NACDS has long supported e-prescribing as part of the solution to the opioid abuse crisis and included it in its public policy recommendations earlier this year, along with ongoing pharmacy initiatives to prevent opioid abuse, including compliance programs; drug disposal; patient education; security initiatives; fostering naloxone access; stopping illegal online drug-sellers and rogue clinics; and more. Reflective of the journey toward greater use of electronic prescribing as a safeguard, NACDS was on the leading edge of working with the Drug Enforcement Administration to allow electronic prescribing of controlled substances. Until 2010, it was not even allowed.

Public support for e-prescribing is strong in Pennsylvania and across the nation. A poll conducted by Morning Consult and commissioned by NACDS in January 2018 found 76 percent of Pennsylvania voters support a requirement that all prescriptions must be handled electronically, rather than via paper or fax, as a way to help address the opioid abuse epidemic.

Thirteen states now have enacted an NACDS-backed mandate, including seven that have enacted such legislation this year. Legislation is pending in additional states as well.
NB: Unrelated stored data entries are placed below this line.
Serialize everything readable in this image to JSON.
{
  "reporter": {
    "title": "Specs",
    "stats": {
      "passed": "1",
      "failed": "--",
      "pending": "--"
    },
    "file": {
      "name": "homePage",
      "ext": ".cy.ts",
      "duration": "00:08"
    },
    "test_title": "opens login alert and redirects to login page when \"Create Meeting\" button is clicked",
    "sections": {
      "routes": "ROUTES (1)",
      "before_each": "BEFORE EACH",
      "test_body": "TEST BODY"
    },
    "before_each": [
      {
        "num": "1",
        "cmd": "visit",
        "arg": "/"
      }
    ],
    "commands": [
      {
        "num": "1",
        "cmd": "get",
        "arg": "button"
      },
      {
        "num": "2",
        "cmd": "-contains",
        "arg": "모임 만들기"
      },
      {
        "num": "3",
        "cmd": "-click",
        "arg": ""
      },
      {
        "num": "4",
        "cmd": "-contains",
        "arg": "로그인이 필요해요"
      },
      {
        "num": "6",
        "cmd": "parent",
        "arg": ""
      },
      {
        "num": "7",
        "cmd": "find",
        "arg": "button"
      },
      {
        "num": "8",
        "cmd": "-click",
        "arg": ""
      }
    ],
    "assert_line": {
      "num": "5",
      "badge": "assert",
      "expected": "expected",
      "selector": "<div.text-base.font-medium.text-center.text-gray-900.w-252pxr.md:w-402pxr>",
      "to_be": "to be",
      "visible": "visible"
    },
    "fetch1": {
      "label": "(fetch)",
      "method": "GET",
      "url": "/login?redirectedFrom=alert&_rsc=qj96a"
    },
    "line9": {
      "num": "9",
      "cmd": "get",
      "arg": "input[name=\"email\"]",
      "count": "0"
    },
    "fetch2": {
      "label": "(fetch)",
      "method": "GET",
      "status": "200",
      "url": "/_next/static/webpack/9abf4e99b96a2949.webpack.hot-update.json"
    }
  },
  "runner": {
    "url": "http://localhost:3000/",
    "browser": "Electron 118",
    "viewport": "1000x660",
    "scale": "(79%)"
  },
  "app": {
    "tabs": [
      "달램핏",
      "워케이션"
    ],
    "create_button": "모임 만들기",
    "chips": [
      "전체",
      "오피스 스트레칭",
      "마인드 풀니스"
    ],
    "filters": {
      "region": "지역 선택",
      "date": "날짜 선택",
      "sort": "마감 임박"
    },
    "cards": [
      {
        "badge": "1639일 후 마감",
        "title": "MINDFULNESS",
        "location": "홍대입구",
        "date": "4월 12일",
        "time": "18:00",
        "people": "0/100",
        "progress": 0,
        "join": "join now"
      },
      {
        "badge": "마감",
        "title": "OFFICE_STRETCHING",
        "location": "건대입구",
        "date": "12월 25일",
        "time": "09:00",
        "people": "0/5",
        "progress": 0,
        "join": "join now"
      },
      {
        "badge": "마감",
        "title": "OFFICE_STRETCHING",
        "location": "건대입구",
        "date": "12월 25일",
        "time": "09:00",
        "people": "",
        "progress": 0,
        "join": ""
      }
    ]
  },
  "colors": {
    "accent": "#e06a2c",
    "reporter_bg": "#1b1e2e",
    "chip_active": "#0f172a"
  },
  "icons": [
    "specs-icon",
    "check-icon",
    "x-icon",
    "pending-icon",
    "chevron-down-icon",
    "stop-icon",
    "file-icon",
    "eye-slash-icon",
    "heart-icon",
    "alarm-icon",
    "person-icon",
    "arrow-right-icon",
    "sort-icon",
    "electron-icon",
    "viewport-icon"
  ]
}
Also yesterday, President Trump signed into law federal legislation – the SUPPORT for Patients and Communities Act (H.R. 6) – which includes the provisions of the NACDS-backed Every Prescription Conveyed Securely Act. The new federal law requires electronic prescribing for Schedule II through V controlled substances prescriptions covered under Medicare Part D to help prevent fraud, abuse and waste – with limited exceptions to ensure patient access. In another Pennsylvania connection for the effort to advance e-prescribing as part of the solution to the opioid-abuse epidemic, U.S. Sen. Pat Toomey (R-PA) was an original co-sponsor of the Every Prescription Conveyed Securely Act in the U.S. Senate.

“Federal and state laws are aligning to more completely leverage e-prescribing as a way to help reduce fraud and abuse and thus to help keep opioids out of the wrong hands. Pennsylvania’s legislators at the federal and state level are contributing strongly to the advancement of e-prescribing as an important part of the solution,” Anderson noted.